The NHI also required: a more rigorous identification and classification of serious deficiencies; improved processes for investigating complaints; and states to refer for immediate sanctions any nursing home with a pattern of deficiencies on successive surveys that harmed residents.
However, Carol Benner, vice-president of the Association of Health Facility Survey Agencies, painted a picture of government funds, both federal and state, out of sync with the needs of the enhanced system. "The federal initiatives have significantly and dramatically increased state survey agency workload. The enhanced survey protocol requires more hours per survey; complaint investigations have doubled in some states; and, increased enforcement actions require additional surveys."
Even now, the additional federal funds that probably will be available to the states for fiscal 2001 (the year that began October 1,2000) might prove to be insufficient, Benner warned. "Next year, we will be here again, testifying that there are not enough resources and that we are still not meeting federal time frames."
Benner also referred to the lead time needed to implement an enhanced program.

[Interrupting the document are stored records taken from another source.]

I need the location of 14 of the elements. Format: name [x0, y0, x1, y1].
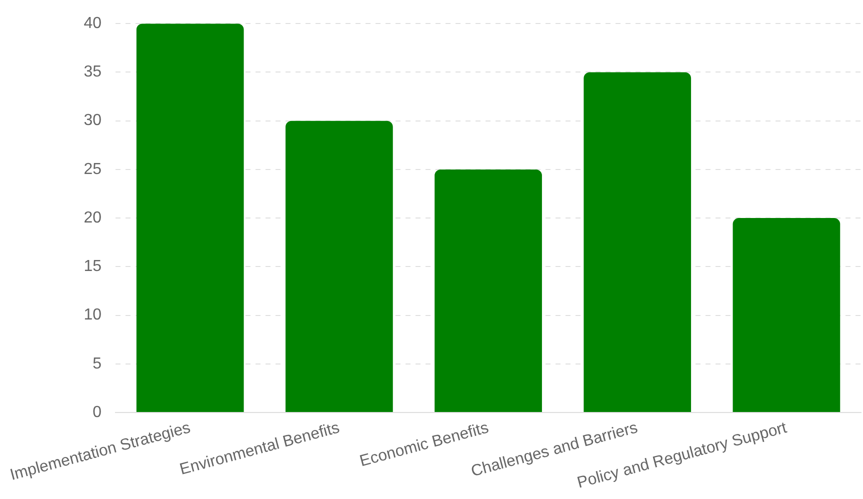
bar [584, 72, 692, 412]
bar [434, 169, 542, 412]
bar [732, 218, 840, 412]
y-tick-label: 5 [92, 355, 102, 372]
y-tick-label: 25 [84, 160, 102, 178]
y-tick-label: 30 [84, 112, 102, 130]
bar [136, 24, 244, 412]
y-tick-label: 0 [92, 404, 102, 421]
y-tick-label: 40 [84, 15, 102, 32]
y-tick-label: 35 [84, 64, 102, 81]
y-tick-label: 20 [84, 209, 102, 226]
y-tick-label: 15 [84, 258, 102, 276]
y-tick-label: 10 [84, 306, 102, 324]
bar [286, 120, 393, 412]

Many states need a full state budget cycle prior to allocation of federal funds to plan for additional positions. "After state legislatures have approved hiring additional staff and the federal monies are appropriated," she said, "it takes another 12 to 18 months to hire staff and provide orientation, training and testing before a surveyor is deemed satisfactory to survey independently." For example, in Maryland, where Benner works as director of the Office of Health Care Quality, the number of complaints from FY98 to FY00 that were investigated tripled and the number of followup visits more than tripled. Meanwhile, although the actual number of visits to nursing homes increased from an average of two per year to more than five per year, there was a decrease in the number of annual surveys conducted and an inability of the state to meet the 12-month average, Benner testified. "Although we have worked hard to correct this problem, this shift in workload and priority shows the impact of a policy change without adequate preparation."
The Senate Aging Committee's two-year assessment came at a time when the Clinton administration was about to hand off to a new administration that might have other ideas on assuring nursing home quality of care.